Closed chenrui17 closed 1 year ago
@chenrui17 parameters were set to zero, but in fact the models has the same memory footprint, since weights are stored as dense tensors
I found the model is running even slower. Is that expected? If size doesn't change and speed is slower, what is the pruning for? Did I miss anything? cc @Godofnothing
As of right now, this is a research-focused repository with the goal of accurately sparsifying GPT-style models. As @Godofnothing is saying, sparse models are currently stored as dense tensors with many weights that are exactly zero. This simulates a sparse model and is standard in sparsity research. There are various other projects focused on actual size reduction and speedups for existing sparse models, e.g. DeepSparse, XNNPACK or CUTLASS (for 2:4 sparsity).
The memory consumption and runtime of the final model should be exactly the same, perhaps some of the memory increases and slowdowns are during the sparsification process itself and/or our layer-by-layer evaluation procedure designed to evaluate large models on a single GPU?

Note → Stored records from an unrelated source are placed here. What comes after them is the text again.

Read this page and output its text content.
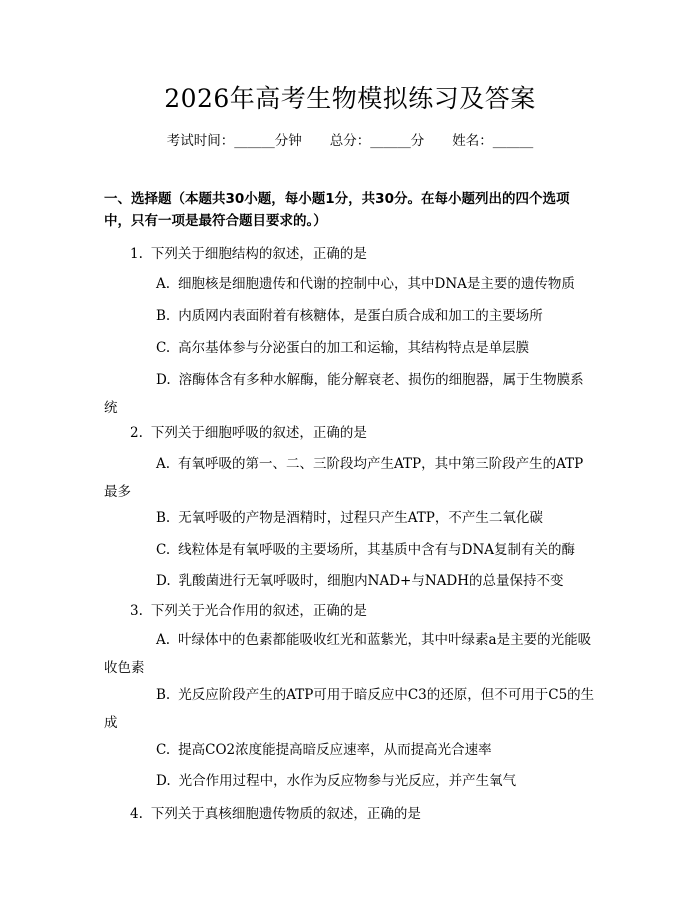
2026年高考生物模拟练习及答案
考试时间：______分钟 总分：______分 姓名：______
一、选择题（本题共30小题，每小题1分，共30分。在每小题列出的四个选项中，只有一项是最符合题目要求的。）
1. 下列关于细胞结构的叙述，正确的是
A. 细胞核是细胞遗传和代谢的控制中心，其中DNA是主要的遗传物质
B. 内质网内表面附着有核糖体，是蛋白质合成和加工的主要场所
C. 高尔基体参与分泌蛋白的加工和运输，其结构特点是单层膜
D. 溶酶体含有多种水解酶，能分解衰老、损伤的细胞器，属于生物膜系统
2. 下列关于细胞呼吸的叙述，正确的是
A. 有氧呼吸的第一、二、三阶段均产生ATP，其中第三阶段产生的ATP最多
B. 无氧呼吸的产物是酒精时，过程只产生ATP，不产生二氧化碳
C. 线粒体是有氧呼吸的主要场所，其基质中含有与DNA复制有关的酶
D. 乳酸菌进行无氧呼吸时，细胞内NAD+与NADH的总量保持不变
3. 下列关于光合作用的叙述，正确的是
A. 叶绿体中的色素都能吸收红光和蓝紫光，其中叶绿素a是主要的光能吸收色素
B. 光反应阶段产生的ATP可用于暗反应中C3的还原，但不可用于C5的生成
C. 提高CO2浓度能提高暗反应速率，从而提高光合速率
D. 光合作用过程中，水作为反应物参与光反应，并产生氧气
4. 下列关于真核细胞遗传物质的叙述，正确的是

Is there any howto for reduce size of the sparsed model? I tried with DeepSparse, but failed miserably. It seems there's no way how to convert back the DeepSparse-compiled model back to huggingface format.
Great job ! and I recurrence your code ,but i noticed an increase in gpu memory, and i don't understand why , because According to the paper description, the model parameters have been reduced by 50%.